Let’s substitute each value of $x$ into the equation and calculate the corresponding $f(x)$ for each.

Substituting $x = -3$:

$f(-3) = -3(-3)^2 + 5(-3) - 2 = -3(9) - 15 - 2 = -27 - 15 - 2 = -44$

Substituting $x = -2$:

$f(-2) = -3(-2)^2 + 5(-2) - 2 = -3(4) - 10 - 2 = -12 - 10 - 2 = -24$

Substituting $x = -1$:

$f(-1) = -3(-1)^2 + 5(-1) - 2 = -3(1) - 5 - 2 = -3 - 5 - 2 = -10$

Substituting $x = 0$:

$f(0) = -3(0)^2 + 5(0) - 2 = -2$

Substituting $x = 1$:

$f(1) = -3(1)^2 + 5(1) - 2 = -3(1) + 5 - 2 = -3 + 5 - 2 = 0$

Now, let's review the choices:

• $f(-3) = -44$
• $f(-2) = -24$
• $f(-1) = -10$
• $f(0) = -2$
• $f(1) = 0$

Among the provided options, the closest corresponding dependent value is -2 (for $x = 0$).

Answer:

• The correct answer is -2.

Would you like more detailed steps or have any questions?
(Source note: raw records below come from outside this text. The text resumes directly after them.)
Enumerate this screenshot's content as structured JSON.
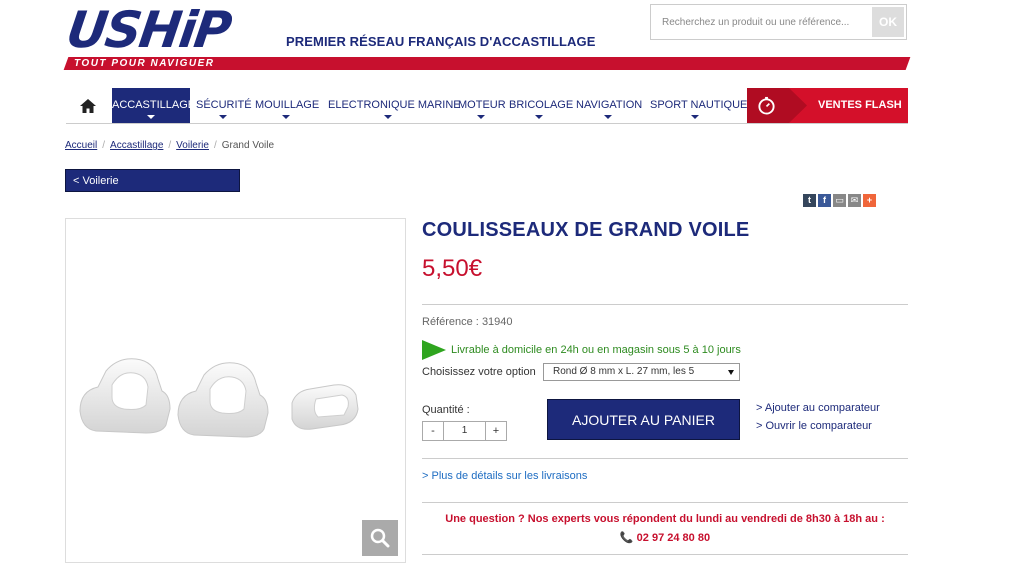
{
  "header": {
    "logo_text": "USHiP",
    "tagline": "PREMIER RÉSEAU FRANÇAIS D'ACCASTILLAGE",
    "slogan": "TOUT POUR NAVIGUER",
    "search_placeholder": "Recherchez un produit ou une référence...",
    "search_button": "OK"
  },
  "nav": {
    "items": [
      {
        "label": "ACCASTILLAGE"
      },
      {
        "label": "SÉCURITÉ"
      },
      {
        "label": "MOUILLAGE"
      },
      {
        "label": "ELECTRONIQUE MARINE"
      },
      {
        "label": "MOTEUR"
      },
      {
        "label": "BRICOLAGE"
      },
      {
        "label": "NAVIGATION"
      },
      {
        "label": "SPORT NAUTIQUE"
      }
    ],
    "flash_label": "VENTES FLASH"
  },
  "breadcrumb": {
    "items": [
      "Accueil",
      "Accastillage",
      "Voilerie",
      "Grand Voile"
    ]
  },
  "back_button": "< Voilerie",
  "share_icons": [
    "tumblr-icon",
    "facebook-icon",
    "print-icon",
    "email-icon",
    "plus-icon"
  ],
  "product": {
    "title": "COULISSEAUX DE GRAND VOILE",
    "price": "5,50€",
    "reference_label": "Référence :",
    "reference_value": "31940",
    "delivery": "Livrable à domicile en 24h ou en magasin sous 5 à 10 jours",
    "option_label": "Choisissez votre option",
    "option_value": "Rond Ø 8 mm x L. 27 mm, les 5",
    "quantity_label": "Quantité :",
    "quantity_value": "1",
    "qty_minus": "-",
    "qty_plus": "+",
    "add_to_cart": "AJOUTER AU PANIER",
    "compare_add": "> Ajouter au comparateur",
    "compare_open": "> Ouvrir le comparateur",
    "more_details": "> Plus de détails sur les livraisons",
    "question": "Une question ? Nos experts vous répondent du lundi au vendredi de 8h30 à 18h au :",
    "phone": "02 97 24 80 80"
  },
  "colors": {
    "brand_blue": "#1d2a7a",
    "brand_red": "#c7102e",
    "delivery_green": "#2fa51f"
  }
}
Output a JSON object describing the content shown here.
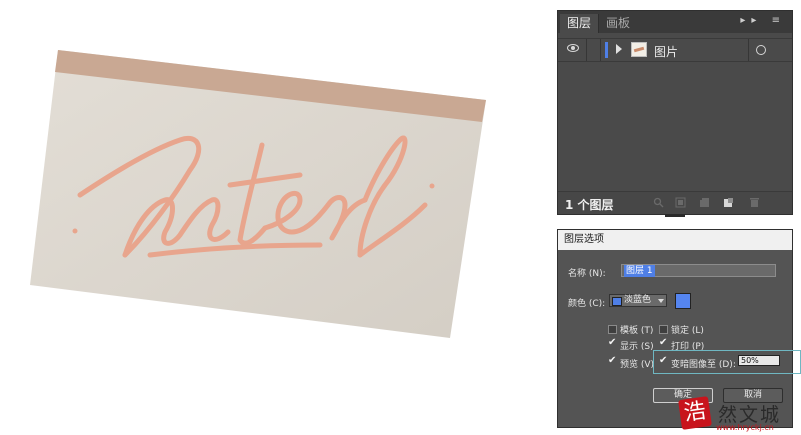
{
  "layers_panel": {
    "tabs": [
      "图层",
      "画板"
    ],
    "menu_icons": "▸▸ ≡",
    "layer": {
      "name": "图片",
      "color": "#4f7fe6"
    },
    "footer": {
      "count_label": "1 个图层"
    }
  },
  "layer_options_dialog": {
    "title": "图层选项",
    "name_label": "名称 (N):",
    "name_value": "图层 1",
    "color_label": "颜色 (C):",
    "color_value": "淡蓝色",
    "color_hex": "#5585f0",
    "template_label": "模板 (T)",
    "lock_label": "锁定 (L)",
    "show_label": "显示 (S)",
    "print_label": "打印 (P)",
    "preview_label": "预览 (V)",
    "dim_label": "变暗图像至 (D):",
    "dim_value": "50%",
    "ok_label": "确定",
    "cancel_label": "取消"
  },
  "photo": {
    "handwriting": "Inter"
  },
  "watermark": {
    "badge": "浩",
    "brand": "然文城",
    "url": "www.hryckj.cn"
  },
  "colors": {
    "panel": "#4a4a4a",
    "accent": "#4f7fe6",
    "ink": "#e59a7e"
  }
}
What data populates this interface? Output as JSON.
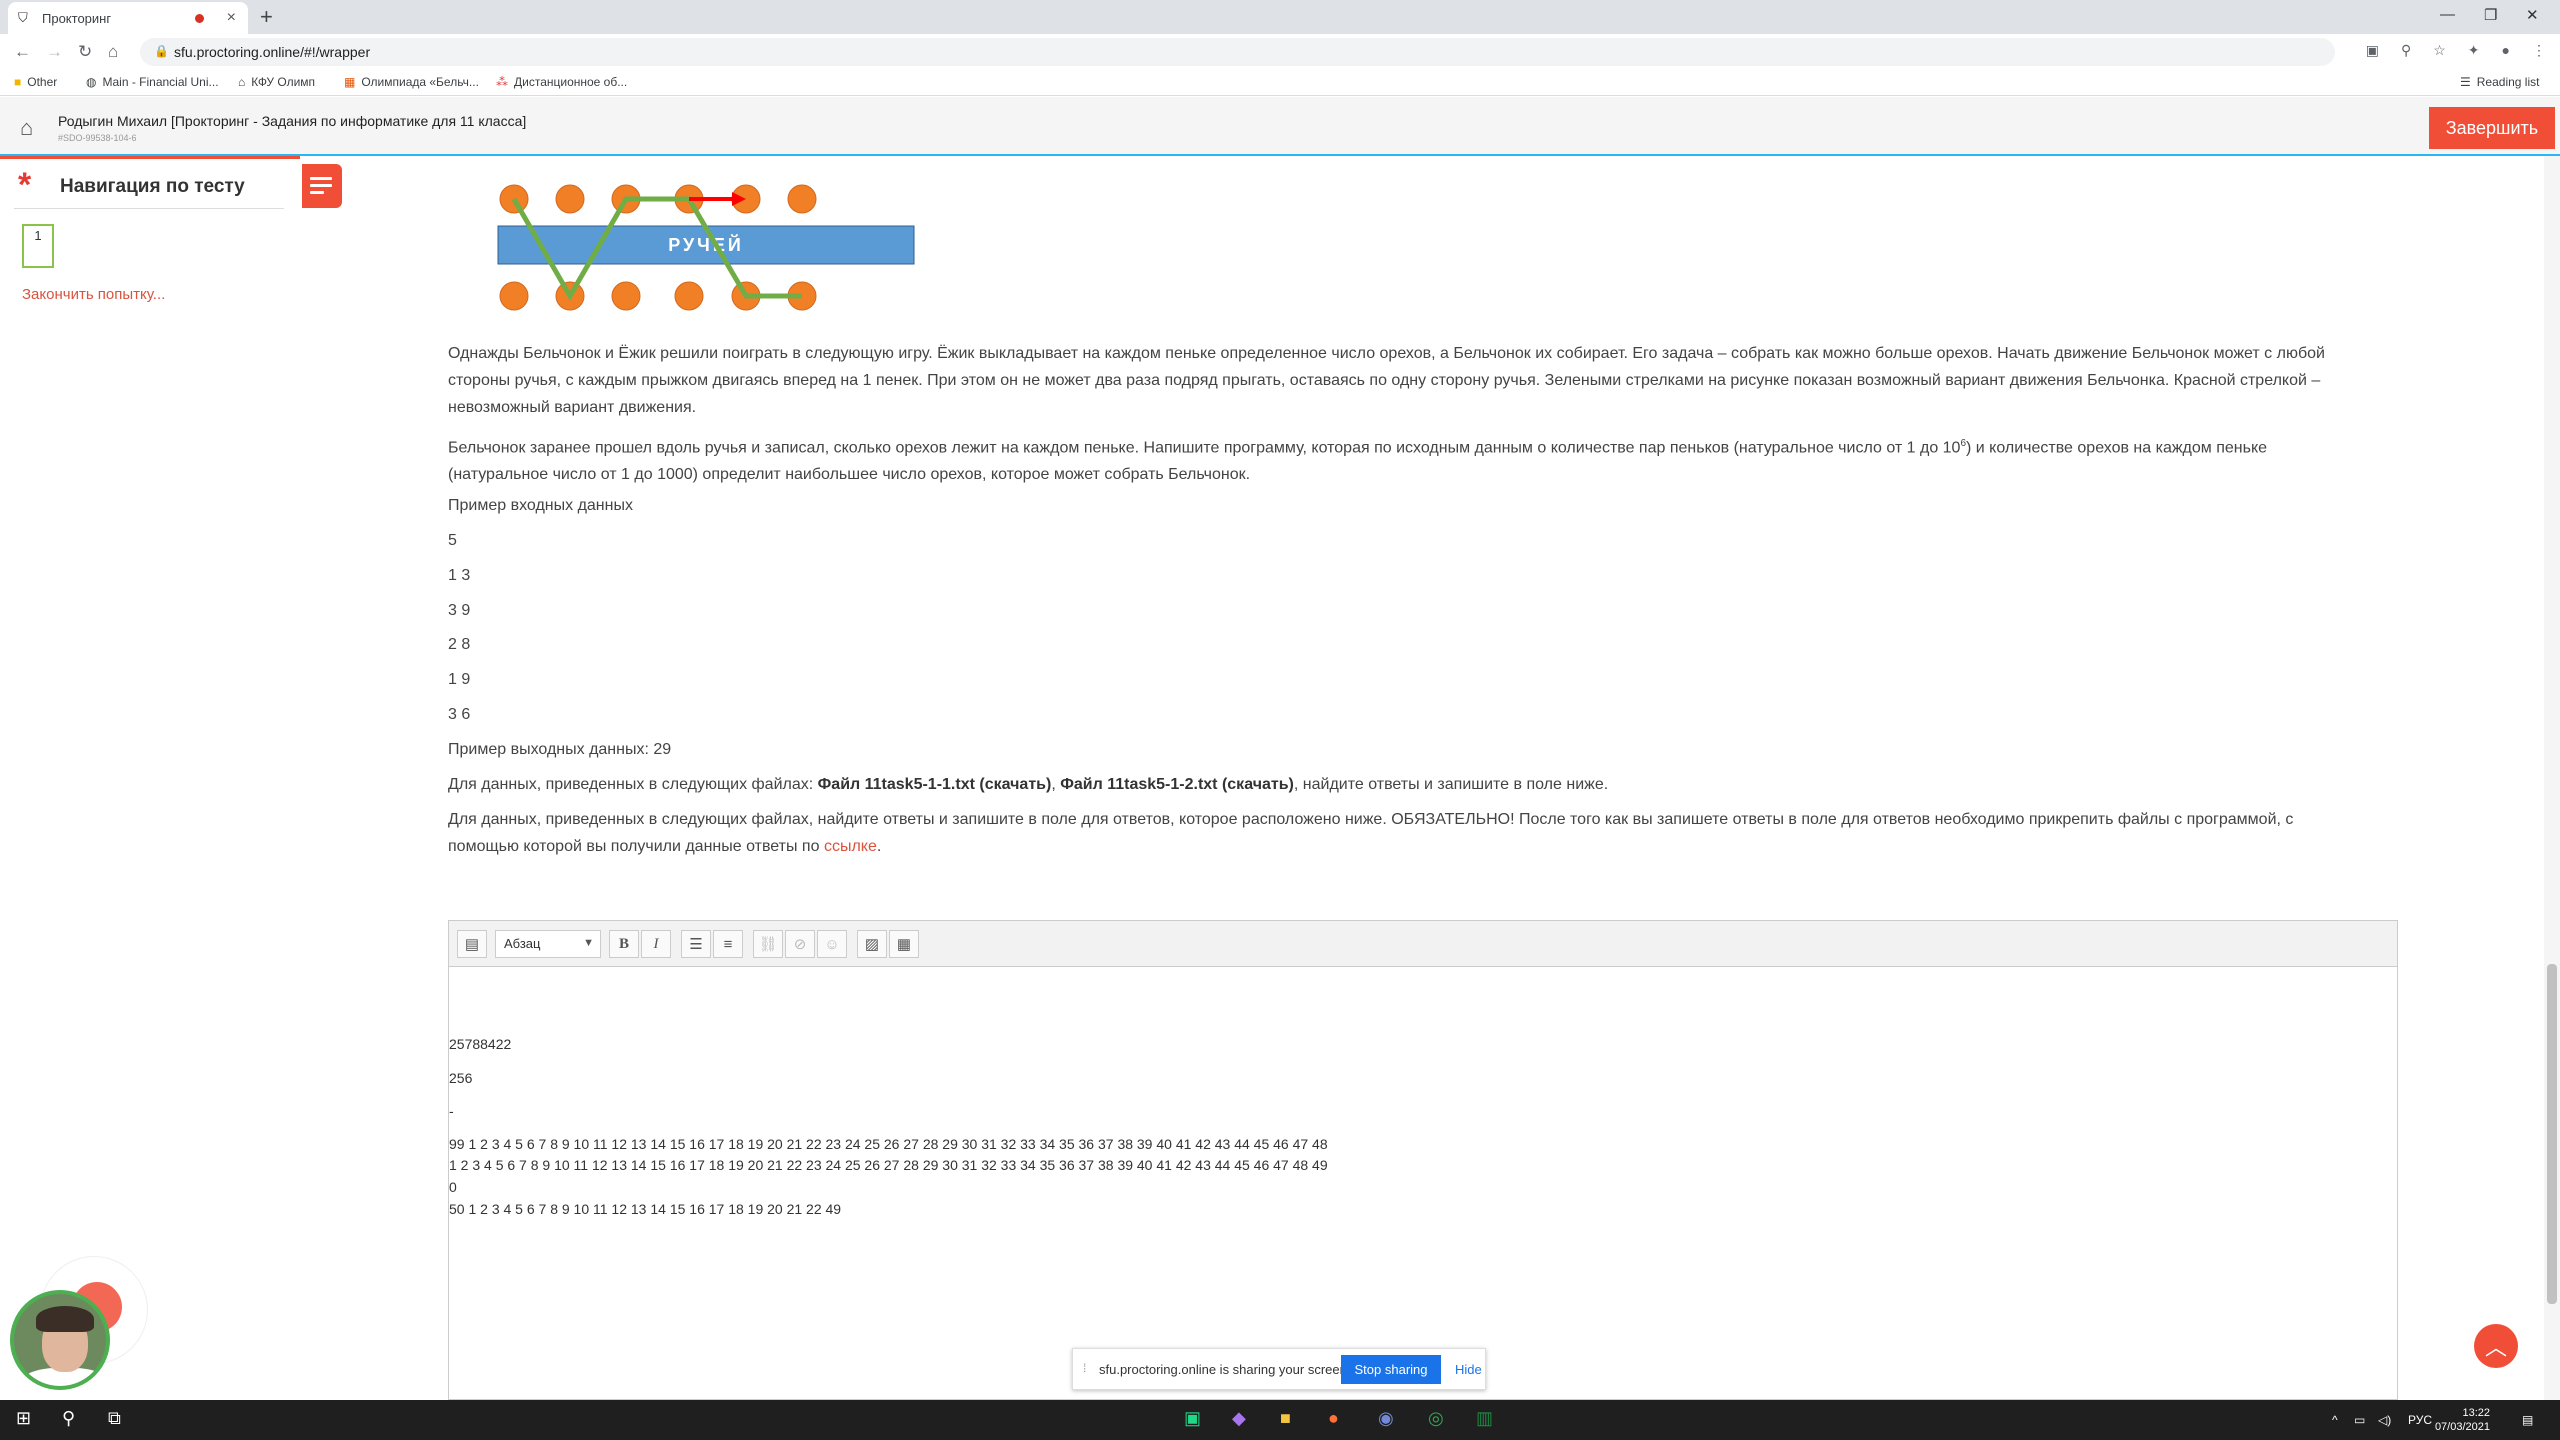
{
  "browser": {
    "tab_title": "Прокторинг",
    "url": "sfu.proctoring.online/#!/wrapper",
    "bookmarks": [
      "Other",
      "Main - Financial Uni...",
      "КФУ Олимп",
      "Олимпиада «Бельч...",
      "Дистанционное об..."
    ],
    "reading_list": "Reading list"
  },
  "header": {
    "title": "Родыгин Михаил [Прокторинг - Задания по информатике для 11 класса]",
    "subtitle": "#SDO-99538-104-6",
    "finish_button": "Завершить"
  },
  "nav": {
    "title": "Навигация по тесту",
    "question_number": "1",
    "finish_attempt": "Закончить попытку..."
  },
  "diagram": {
    "label": "РУЧЕЙ"
  },
  "problem": {
    "p1": "Однажды Бельчонок и Ёжик решили поиграть в следующую игру. Ёжик выкладывает на каждом пеньке определенное число орехов, а Бельчонок их собирает. Его задача – собрать как можно больше орехов. Начать движение Бельчонок может с любой стороны ручья, с каждым прыжком двигаясь вперед на 1 пенек. При этом он не может два раза подряд прыгать, оставаясь по одну сторону ручья. Зелеными стрелками на рисунке показан возможный вариант движения Бельчонка. Красной стрелкой – невозможный вариант движения.",
    "p2_a": "Бельчонок заранее прошел вдоль ручья и записал, сколько орехов лежит на каждом пеньке. Напишите программу, которая по исходным данным о количестве пар пеньков (натуральное число от 1 до 10",
    "p2_sup": "6",
    "p2_b": ") и количестве орехов на каждом пеньке (натуральное число от 1 до 1000) определит наибольшее число орехов, которое может собрать Бельчонок.",
    "input_label": "Пример входных данных",
    "input_lines": [
      "5",
      "1 3",
      "3 9",
      "2 8",
      "1 9",
      "3 6"
    ],
    "output_label": "Пример выходных данных: 29",
    "files_prefix": "Для данных, приведенных в следующих файлах: ",
    "file1": "Файл 11task5-1-1.txt",
    "file2": "Файл 11task5-1-2.txt",
    "download": "скачать",
    "files_suffix": ", найдите ответы и запишите в поле ниже.",
    "p_final": "Для данных, приведенных в следующих файлах, найдите ответы и запишите в поле для ответов, которое расположено ниже. ОБЯЗАТЕЛЬНО! После того как вы запишете ответы в поле для ответов необходимо прикрепить файлы с программой, с помощью которой вы получили данные ответы по ",
    "p_final_link": "ссылке",
    "p_final_end": "."
  },
  "editor": {
    "format": "Абзац",
    "lines": [
      "25788422",
      "256",
      "-",
      "99 1 2 3 4 5 6 7 8 9 10 11 12 13 14 15 16 17 18 19 20 21 22 23 24 25 26 27 28 29 30 31 32 33 34 35 36 37 38 39 40 41 42 43 44 45 46 47 48",
      "1 2 3 4 5 6 7 8 9 10 11 12 13 14 15 16 17 18 19 20 21 22 23 24 25 26 27 28 29 30 31 32 33 34 35 36 37 38 39 40 41 42 43 44 45 46 47 48 49",
      "0",
      "50 1 2 3 4 5 6 7 8 9 10 11 12 13 14 15 16 17 18 19 20 21 22 49"
    ]
  },
  "share": {
    "message": "sfu.proctoring.online is sharing your screen.",
    "stop": "Stop sharing",
    "hide": "Hide"
  },
  "taskbar": {
    "lang": "РУС",
    "time": "13:22",
    "date": "07/03/2021"
  },
  "colors": {
    "accent": "#f04e37",
    "link": "#d9533e",
    "brand_blue": "#29b6f6"
  }
}
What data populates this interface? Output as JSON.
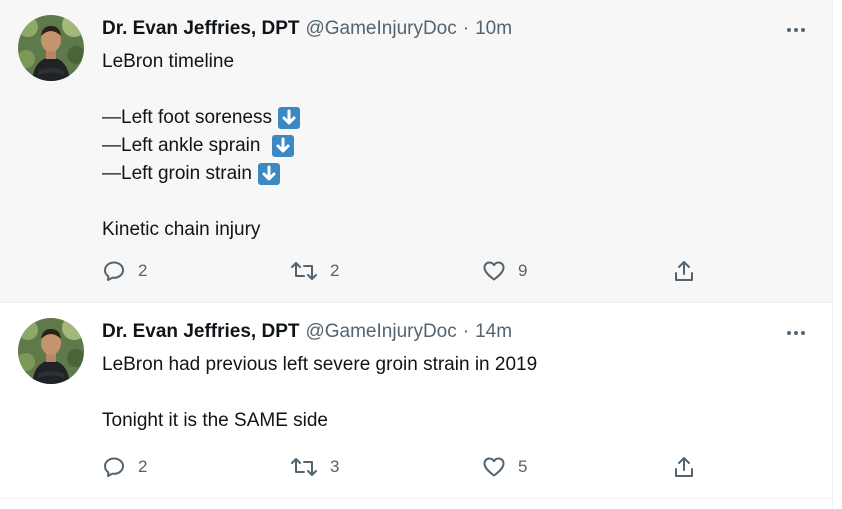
{
  "tweets": [
    {
      "author_name": "Dr. Evan Jeffries, DPT",
      "handle": "@GameInjuryDoc",
      "separator": "·",
      "time": "10m",
      "lines": [
        "LeBron timeline",
        "",
        "—Left foot soreness",
        "—Left ankle sprain ",
        "—Left groin strain",
        "",
        "Kinetic chain injury"
      ],
      "emoji_after_lines": [
        "down-arrow-emoji",
        "down-arrow-emoji",
        "down-arrow-emoji"
      ],
      "replies": "2",
      "retweets": "2",
      "likes": "9"
    },
    {
      "author_name": "Dr. Evan Jeffries, DPT",
      "handle": "@GameInjuryDoc",
      "separator": "·",
      "time": "14m",
      "lines": [
        "LeBron had previous left severe groin strain in 2019",
        "",
        "Tonight it is the SAME side"
      ],
      "replies": "2",
      "retweets": "3",
      "likes": "5"
    }
  ],
  "icons": {
    "more": "more-dots-icon",
    "reply": "reply-icon",
    "retweet": "retweet-icon",
    "like": "like-icon",
    "share": "share-icon"
  },
  "colors": {
    "text": "#0f1419",
    "muted": "#536471",
    "highlight_bg": "#f7f7f7",
    "emoji_blue": "#3b88c3"
  }
}
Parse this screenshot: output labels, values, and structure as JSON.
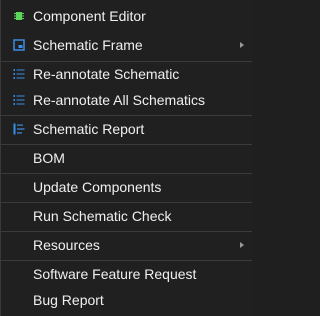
{
  "menu": {
    "items": [
      {
        "label": "Component Editor",
        "icon": "chip-icon"
      },
      {
        "label": "Schematic Frame",
        "icon": "frame-icon",
        "submenu": true
      },
      {
        "label": "Re-annotate Schematic",
        "icon": "numbered-list-icon"
      },
      {
        "label": "Re-annotate All Schematics",
        "icon": "numbered-list-icon"
      },
      {
        "label": "Schematic Report",
        "icon": "report-list-icon"
      },
      {
        "label": "BOM"
      },
      {
        "label": "Update Components"
      },
      {
        "label": "Run Schematic Check"
      },
      {
        "label": "Resources",
        "submenu": true
      },
      {
        "label": "Software Feature Request"
      },
      {
        "label": "Bug Report"
      }
    ]
  },
  "colors": {
    "background": "#202020",
    "text": "#f0f0f0",
    "icon_green": "#5cd85c",
    "icon_blue": "#3a8ee6",
    "separator": "#3b3b3b"
  }
}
Here are some related questions to explore:

1. How do we evaluate a function for different values of $x$?
2. What happens if the coefficient of $x^2$ in the function changes?
3. Can the quadratic function have a different set of values for $x$?
4. How would the graph of this function look like?
5. What are other types of functions that could be solved similarly?

Tip: Always substitute each value of $x$ directly into the equation and simplify step by step!